Electronic document review errors don’t only include missing key documents, however. In the case of Samsung v. Apple, a sensitive Apple contract was improperly redacted by Samsung’s legal team and incorrectly uploaded to Samsung’s intranet, where it went viral. The document was under a protective order limiting its use to the litigation alone, so when Apple found out, sanctions soon followed.

A well-executed electronic document review process can win cases – but the opposite is true as well, and with the costs of EDR so high, there is limited room for error, but a lot of ways to streamline the process and make it far more cost effective.

Rising costs and document review errors

In the 1990s, the average pace of one person reviewing documents was about 60 to 70 documents per hour. 30 years later, this pace is the same, yet the amount of documents per case has risen exponentially. The Association of Certified E-Discovery Specialists (ACEDS) estimates the average caseload to be approximately 6.5 million pages. That’s over 100 000 review hours.

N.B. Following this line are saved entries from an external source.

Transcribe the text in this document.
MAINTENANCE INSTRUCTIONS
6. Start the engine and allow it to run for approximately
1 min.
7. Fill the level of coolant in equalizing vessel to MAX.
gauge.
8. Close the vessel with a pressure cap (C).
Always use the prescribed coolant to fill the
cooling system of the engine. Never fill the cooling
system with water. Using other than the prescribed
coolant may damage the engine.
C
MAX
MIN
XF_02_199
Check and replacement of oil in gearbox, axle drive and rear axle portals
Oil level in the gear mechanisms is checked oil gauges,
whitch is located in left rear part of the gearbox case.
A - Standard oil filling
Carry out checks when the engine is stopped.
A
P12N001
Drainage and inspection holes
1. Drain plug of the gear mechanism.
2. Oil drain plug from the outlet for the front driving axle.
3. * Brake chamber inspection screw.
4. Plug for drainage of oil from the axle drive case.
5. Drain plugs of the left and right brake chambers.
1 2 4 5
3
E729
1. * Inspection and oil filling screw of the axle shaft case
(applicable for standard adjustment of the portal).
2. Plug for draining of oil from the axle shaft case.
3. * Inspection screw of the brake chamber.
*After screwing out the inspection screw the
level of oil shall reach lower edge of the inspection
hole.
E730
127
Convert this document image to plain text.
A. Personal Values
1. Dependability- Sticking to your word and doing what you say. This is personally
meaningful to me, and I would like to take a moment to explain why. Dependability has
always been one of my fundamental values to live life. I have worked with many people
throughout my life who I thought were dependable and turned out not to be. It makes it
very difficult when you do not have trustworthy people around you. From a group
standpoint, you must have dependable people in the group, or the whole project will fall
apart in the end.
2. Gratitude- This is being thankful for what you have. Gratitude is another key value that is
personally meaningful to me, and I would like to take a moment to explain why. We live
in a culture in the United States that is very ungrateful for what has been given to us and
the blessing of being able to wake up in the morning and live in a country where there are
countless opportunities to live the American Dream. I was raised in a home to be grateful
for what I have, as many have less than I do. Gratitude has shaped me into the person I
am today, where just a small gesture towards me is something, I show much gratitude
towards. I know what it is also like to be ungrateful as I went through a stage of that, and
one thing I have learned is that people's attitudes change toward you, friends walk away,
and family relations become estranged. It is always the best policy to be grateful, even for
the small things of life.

Thankfully, technology is creating the data explosion, but it’s also mitigating it, radically reducing the time required to conduct electronic document reviews and evidence management. The costs are still significant however, for a number of reasons:

  • Data exists in multiple media formats and file structures
  • Much of this data is duplicated
  • It is costly to recover and protect electronic data for discovery
  • Converting and indexing data into a common, searchable and usable format can be a labour intensive, specialised activity
  • There is a belief that bigger teams of document reviewers will speed up the process, even though this adds to the costs. Studies have found that people make errors and that reviewers often do not agree on which documents are relevant, with similar documents being tagged as both relevant and irrelevant
  • Review is not a once-off process. In fact, it’s iterative, which means that as documents are reviewed and the factual issues of the case come to light, indexes and tags are refined to determine what is (and is not) relevant to the case.

The twin roles of technology and the review team are therefore critical to successfully navigating the document review case, determining what the critical issues are early enough to build a strong case, and, importantly, keeping costs down. Remember, electronic document review makes up 70% of eDiscovery costs, so every efficiency gained has a significant impact on the bottom line.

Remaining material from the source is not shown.